John Quincy Adams had a very unusual childhood. He was the president's son. Being the son of a president was a difficult way to grow up. Like his father before him, John Quincy Adams was born in Massachusetts, in the house next to where his father was born. As a boy, John Quincy felt he had to study hard to become president like his father. He went on to graduate from Harvard College and became a lawyer just like his father.

Also like his father, John Quincy Adams served the United States in many ways before he became president Ð as a diplomat, senator, congressman, and Secretary of State. Adams also signed a peace treaty with England to end a war, but the war he ended was the war of 1812. As Secretary of State under President Monroe, John Quincy Adams was instrumental in the formulation of the Monroe Doctrine.

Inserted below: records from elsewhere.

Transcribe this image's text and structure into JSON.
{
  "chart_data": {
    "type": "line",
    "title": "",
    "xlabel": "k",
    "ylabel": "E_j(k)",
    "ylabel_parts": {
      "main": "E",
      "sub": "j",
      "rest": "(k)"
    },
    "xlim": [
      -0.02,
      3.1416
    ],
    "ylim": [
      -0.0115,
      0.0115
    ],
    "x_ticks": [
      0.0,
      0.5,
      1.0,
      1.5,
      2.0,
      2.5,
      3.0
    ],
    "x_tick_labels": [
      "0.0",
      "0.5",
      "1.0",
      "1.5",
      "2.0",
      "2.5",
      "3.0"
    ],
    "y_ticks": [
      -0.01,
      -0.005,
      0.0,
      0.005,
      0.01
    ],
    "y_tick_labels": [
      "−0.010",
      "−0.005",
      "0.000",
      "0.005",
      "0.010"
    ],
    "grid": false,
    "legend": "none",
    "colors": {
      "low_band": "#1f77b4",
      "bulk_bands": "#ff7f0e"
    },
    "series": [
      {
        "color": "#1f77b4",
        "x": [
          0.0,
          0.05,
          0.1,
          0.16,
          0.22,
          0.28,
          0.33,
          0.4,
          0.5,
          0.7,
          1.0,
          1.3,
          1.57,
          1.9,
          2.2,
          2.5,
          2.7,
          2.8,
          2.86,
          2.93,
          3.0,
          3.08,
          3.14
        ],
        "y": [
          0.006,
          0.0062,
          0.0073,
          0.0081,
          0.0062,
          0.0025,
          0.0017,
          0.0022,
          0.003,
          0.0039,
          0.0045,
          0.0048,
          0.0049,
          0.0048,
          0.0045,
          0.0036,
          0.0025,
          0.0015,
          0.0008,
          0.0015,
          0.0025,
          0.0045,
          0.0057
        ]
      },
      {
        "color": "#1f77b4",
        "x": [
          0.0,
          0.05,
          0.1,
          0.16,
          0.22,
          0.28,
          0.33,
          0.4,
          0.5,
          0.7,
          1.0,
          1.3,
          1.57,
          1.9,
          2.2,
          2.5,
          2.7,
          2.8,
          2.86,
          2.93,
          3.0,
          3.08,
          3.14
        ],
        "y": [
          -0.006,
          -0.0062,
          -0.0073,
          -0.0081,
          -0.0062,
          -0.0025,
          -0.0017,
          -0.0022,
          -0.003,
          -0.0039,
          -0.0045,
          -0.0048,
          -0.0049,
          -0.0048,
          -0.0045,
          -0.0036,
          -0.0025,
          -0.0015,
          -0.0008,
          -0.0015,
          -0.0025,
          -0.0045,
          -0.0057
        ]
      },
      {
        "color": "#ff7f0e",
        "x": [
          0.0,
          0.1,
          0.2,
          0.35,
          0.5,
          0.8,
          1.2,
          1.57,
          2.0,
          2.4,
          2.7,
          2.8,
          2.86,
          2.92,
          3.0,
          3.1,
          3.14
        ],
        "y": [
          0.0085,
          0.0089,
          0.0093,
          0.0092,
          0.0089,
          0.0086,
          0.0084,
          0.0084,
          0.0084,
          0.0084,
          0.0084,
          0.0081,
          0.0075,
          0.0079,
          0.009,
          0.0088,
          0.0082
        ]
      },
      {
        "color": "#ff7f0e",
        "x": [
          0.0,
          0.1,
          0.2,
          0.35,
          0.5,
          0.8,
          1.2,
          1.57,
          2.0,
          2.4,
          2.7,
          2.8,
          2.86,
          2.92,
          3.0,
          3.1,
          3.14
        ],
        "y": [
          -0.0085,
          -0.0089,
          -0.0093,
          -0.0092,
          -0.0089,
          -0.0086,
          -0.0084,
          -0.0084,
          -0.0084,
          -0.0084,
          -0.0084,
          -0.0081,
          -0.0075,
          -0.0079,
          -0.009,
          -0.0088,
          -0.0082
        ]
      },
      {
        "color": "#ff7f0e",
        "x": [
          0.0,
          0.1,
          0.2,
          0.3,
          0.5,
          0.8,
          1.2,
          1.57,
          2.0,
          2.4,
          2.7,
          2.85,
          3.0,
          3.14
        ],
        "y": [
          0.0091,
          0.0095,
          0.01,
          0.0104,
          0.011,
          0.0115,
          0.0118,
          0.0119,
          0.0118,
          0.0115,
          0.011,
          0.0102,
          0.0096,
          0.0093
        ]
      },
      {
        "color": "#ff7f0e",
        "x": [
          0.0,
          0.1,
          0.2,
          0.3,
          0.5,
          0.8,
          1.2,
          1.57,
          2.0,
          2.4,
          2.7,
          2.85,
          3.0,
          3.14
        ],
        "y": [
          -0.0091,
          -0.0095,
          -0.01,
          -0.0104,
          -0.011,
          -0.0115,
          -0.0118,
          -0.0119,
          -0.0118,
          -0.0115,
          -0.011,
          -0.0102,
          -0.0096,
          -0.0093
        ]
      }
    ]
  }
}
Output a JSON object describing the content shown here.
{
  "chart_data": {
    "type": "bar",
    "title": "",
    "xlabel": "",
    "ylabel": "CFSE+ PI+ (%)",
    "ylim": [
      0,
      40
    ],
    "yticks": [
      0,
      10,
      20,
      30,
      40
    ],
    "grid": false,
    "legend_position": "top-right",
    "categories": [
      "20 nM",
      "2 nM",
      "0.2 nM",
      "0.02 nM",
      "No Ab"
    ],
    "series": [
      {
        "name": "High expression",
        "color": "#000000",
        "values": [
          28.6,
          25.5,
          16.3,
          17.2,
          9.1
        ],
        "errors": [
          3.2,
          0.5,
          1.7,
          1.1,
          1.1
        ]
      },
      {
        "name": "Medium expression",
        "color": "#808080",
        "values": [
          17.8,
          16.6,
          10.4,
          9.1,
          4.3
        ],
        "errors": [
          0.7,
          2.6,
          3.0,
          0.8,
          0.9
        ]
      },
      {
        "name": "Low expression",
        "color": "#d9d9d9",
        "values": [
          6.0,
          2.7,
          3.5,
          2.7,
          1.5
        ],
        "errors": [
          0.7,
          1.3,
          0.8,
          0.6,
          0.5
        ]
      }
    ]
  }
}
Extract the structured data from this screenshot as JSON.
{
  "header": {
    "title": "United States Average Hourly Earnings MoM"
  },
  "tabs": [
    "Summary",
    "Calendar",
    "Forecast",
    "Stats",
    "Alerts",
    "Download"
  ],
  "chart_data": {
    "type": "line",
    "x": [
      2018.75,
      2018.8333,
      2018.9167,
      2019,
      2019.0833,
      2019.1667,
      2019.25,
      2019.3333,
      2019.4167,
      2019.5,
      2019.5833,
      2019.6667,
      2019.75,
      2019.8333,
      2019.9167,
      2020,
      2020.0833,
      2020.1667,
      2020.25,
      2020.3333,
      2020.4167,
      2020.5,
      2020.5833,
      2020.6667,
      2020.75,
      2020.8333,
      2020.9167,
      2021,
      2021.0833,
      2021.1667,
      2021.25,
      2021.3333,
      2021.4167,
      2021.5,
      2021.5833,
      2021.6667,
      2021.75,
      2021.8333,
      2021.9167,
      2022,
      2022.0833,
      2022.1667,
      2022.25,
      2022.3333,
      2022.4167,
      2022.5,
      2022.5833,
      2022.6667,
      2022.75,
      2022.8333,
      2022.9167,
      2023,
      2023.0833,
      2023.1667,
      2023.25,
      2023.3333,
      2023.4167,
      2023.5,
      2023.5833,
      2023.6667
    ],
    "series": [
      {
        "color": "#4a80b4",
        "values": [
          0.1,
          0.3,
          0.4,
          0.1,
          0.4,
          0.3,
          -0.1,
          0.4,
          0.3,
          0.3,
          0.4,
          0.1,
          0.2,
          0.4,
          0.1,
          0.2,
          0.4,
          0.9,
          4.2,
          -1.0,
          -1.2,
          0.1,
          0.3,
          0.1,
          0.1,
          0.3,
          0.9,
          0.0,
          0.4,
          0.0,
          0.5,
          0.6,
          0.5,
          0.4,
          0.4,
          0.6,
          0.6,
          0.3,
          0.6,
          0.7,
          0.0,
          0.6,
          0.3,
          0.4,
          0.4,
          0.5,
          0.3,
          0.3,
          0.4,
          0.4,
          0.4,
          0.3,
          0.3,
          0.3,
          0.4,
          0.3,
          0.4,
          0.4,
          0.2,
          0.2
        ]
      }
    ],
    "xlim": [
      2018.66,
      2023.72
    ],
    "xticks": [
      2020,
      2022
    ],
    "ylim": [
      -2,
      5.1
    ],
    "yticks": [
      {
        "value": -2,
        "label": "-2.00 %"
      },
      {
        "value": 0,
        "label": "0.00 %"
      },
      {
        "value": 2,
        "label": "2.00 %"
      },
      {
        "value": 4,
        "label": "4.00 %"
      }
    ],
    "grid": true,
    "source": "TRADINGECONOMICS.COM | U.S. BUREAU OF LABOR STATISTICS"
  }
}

As president, he had many difficulties that all started with how he won the election. John Quincy Adams had not won a majority of the popular votes or the electoral votes, but he still won the election. The voting was so close that the House of Representatives had to choose the president, and they chose Adams over Andrew Jackson.

President Adams' trouble continued because he was a harsh opponent of slavery. His strong beliefs did not sit well with members of Congress from the slave states. But he managed to make significant inroads into the areas of education and art. The Smithsonian Institution was established during his presidency.

John Quincy Adams served as president for four years. In 1829, he moved back to Massachusetts where he was elected to the House of Representatives. As a member of Congress, he continued to fight for the rights and freedom of slaves until he died of a stroke on February 23, 1848.